NEW YORK – The first week of Ghislaine Maxwell’s sexual abuse trial saw the first of her four main accusers stand before a witness to give emotional testimony accusing the site British society lured her – aged 14 – into sex with financier Jeffrey Epstein.

The jury at the federal trial in Manhattan also heard former employees give insight into the lavish lifestyle Epstein shared with Maxwell, who was his girlfriend and later employee.

Her lawyers say she was a scapegoat for Epstein, who committed suicide in 2019 while awaiting trial behind bars.

Here are snapshots from an experiment that gained international attention:


The first story of Maxwell’s accuser began innocently: The 14-year-old was eating ice cream at a music camp in 1994 when Epstein and Maxwell took her for a walk in her Yorkie.

What happened a few years later, the accuser said, left her scarred for life.

The witness – a woman now in her 40s who was introduced to the jury as “Jane” to protect her privacy – testified that Maxwell and Epstein groomed her by giving her She went shopping and invited her and her mother to Epstein’s mansion in Palm Beach, Florida.

She said it wasn’t long after she got home to visit that Maxwell and Epstein lured her into unwanted sex, which Maxwell considered “no big deal.” It’s a pattern that prosecutors hope to demonstrate over and over again with other girls and young women.

The defense demanded to know why “Jane” took so long to move on.

“I was so scared,” she said, tears welling in her eyes. “I’m so embarrassed, ashamed. I don’t want anyone to know anything about me.”


Prosecutors say Maxwell created “a culture of silence” to cover up her and Epstein’s crimes. And one piece of evidence seems to have put that culture into the text.

Those instructions are part of a 58-page booklet of rules for staff working at the mansion.

Prosecutors said Epstein ordered the construction of an isolated staff quarter surrounded by a high wall that blocked all views of the main home.

Juan Alessi, a former real estate manager, testified that he saw the privacy measure as “a kind of warning that I was supposed to be blind, deaf and dumb, unable to say anything about their lives.”

Alessi recalled meeting “Jane” a few times at the mansion and noticing that she looked underage. But he also said he never saw her enter the master bedroom with Epstein – or noticed anything else suspicious about her and the young women’s revolving doors that could indicate a sex offender. happening at his workplace.

He claims no one warned him of any wrongdoing.

“I wish they would because I’ve done something,” he said.


The defense has shown a number of tactics it intends to use to discredit “Jane” and three other key accusers, who are expected to testify before the end of the month.

Maxwell’s attorneys are seeking to portray their abusive accounts as unreliable, show they have faulty memories and are being manipulated by attorneys encouraging them to play Maxwell’s role in the cases. civil action after Epstein’s death.

One of the lawyers went so far as to deduce that “Jane” – a veteran TV actor – may be using his acting skills to supplement his testimony.

Lawyers dig into some of the storylines that “Jane” has dealt with over the years: protective mother, victim of bullying, someone being tracked by serial killers, prostitutes. “Not my favorite role,” the witness said of the last one.

When asked if her background makes her adept at giving her “hands-on and emotional handling of interpersonal situations,” she replied.

“Hopefully it’s not pretentious,” she said. “Just dramatic.”

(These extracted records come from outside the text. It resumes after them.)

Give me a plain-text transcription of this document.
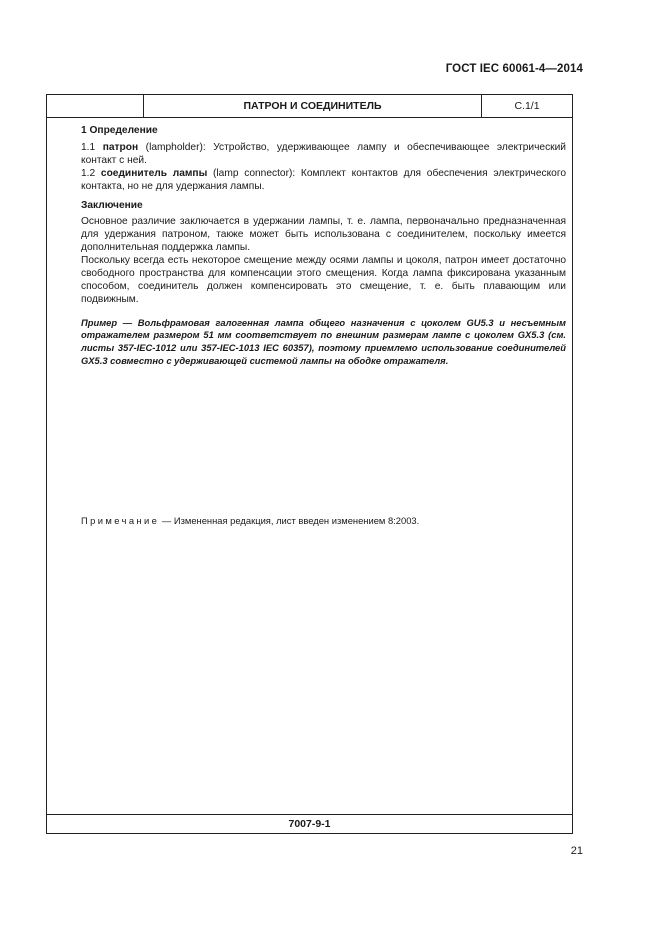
ГОСТ IEC 60061-4—2014
ПАТРОН И СОЕДИНИТЕЛЬ	С.1/1

1 Определение

1.1 патрон (lampholder): Устройство, удерживающее лампу и обеспечивающее электрический контакт с ней.

1.2 соединитель лампы (lamp connector): Комплект контактов для обеспечения электрического контакта, но не для удержания лампы.

Заключение

Основное различие заключается в удержании лампы, т. е. лампа, первоначально предназначенная для удержания патроном, также может быть использована с соединителем, поскольку имеется дополнительная поддержка лампы.

Поскольку всегда есть некоторое смещение между осями лампы и цоколя, патрон имеет достаточно свободного пространства для компенсации этого смещения. Когда лампа фиксирована указанным способом, соединитель должен компенсировать это смещение, т. е. быть плавающим или подвижным.

Пример — Вольфрамовая галогенная лампа общего назначения с цоколем GU5.3 и несъемным отражателем размером 51 мм соответствует по внешним размерам лампе с цоколем GX5.3 (см. листы 357-IEC-1012 или 357-IEC-1013 IEC 60357), поэтому приемлемо использование соединителей GX5.3 совместно с удерживающей системой лампы на ободке отражателя.

Примечание — Измененная редакция, лист введен изменением 8:2003.
7007-9-1
21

Three more major accusers are waiting to testify against Maxwell. When that will happen remains unclear, with prosecutors staying tight-lipped about the order of their witnesses.

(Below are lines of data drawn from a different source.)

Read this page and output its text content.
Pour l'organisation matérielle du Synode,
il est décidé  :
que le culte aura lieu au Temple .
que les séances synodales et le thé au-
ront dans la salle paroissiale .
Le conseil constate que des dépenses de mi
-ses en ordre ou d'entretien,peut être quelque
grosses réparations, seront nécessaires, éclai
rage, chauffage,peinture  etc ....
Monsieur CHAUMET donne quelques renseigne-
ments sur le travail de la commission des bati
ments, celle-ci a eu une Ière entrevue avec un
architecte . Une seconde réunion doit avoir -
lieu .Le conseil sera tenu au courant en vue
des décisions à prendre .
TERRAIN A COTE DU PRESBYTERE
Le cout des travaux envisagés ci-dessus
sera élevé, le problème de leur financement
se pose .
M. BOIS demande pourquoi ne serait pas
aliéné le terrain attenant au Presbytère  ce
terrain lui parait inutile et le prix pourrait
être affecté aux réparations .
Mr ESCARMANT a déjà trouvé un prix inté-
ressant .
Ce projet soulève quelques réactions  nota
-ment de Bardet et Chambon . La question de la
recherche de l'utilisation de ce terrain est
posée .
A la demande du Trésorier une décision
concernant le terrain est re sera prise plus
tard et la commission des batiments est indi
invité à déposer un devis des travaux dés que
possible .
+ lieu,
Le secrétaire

But the defense’s opening statement offered hints about the next accusers.

An attorney for Maxwell said a psychotherapist met Epstein in New York City when she was 16 and later visited his ranch in New Mexico. Another is a former British model who dated one of Maxwell’s friends.

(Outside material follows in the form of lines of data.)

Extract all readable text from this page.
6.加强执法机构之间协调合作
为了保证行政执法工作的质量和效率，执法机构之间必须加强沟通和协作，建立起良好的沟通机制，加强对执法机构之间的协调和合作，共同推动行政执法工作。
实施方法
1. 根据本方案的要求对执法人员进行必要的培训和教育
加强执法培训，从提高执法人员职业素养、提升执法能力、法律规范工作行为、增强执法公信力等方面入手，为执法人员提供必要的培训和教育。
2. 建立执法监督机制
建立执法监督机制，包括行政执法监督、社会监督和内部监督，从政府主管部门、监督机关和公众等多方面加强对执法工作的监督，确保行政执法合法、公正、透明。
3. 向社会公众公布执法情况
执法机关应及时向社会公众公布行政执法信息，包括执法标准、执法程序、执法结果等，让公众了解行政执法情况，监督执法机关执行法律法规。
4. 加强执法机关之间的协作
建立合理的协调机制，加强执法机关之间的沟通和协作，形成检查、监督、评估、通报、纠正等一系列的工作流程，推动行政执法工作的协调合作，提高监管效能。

The third was someone the defense claimed to have referred Epstein to other victims who did not fall into this category.

Other evidence the prosecution still intends to present: the flight logs of Epstein’s private jet – prosecutors say they confirm that Maxwell, Epstein and the alleged victims traveled together — and FedEx records confirm that Epstein sent a gift to a victim when she was 15 years old. old.

The trial is expected to last another five weeks.


Associated Press writers Jennifer Peltz and Larry Neumeister contributed to this report.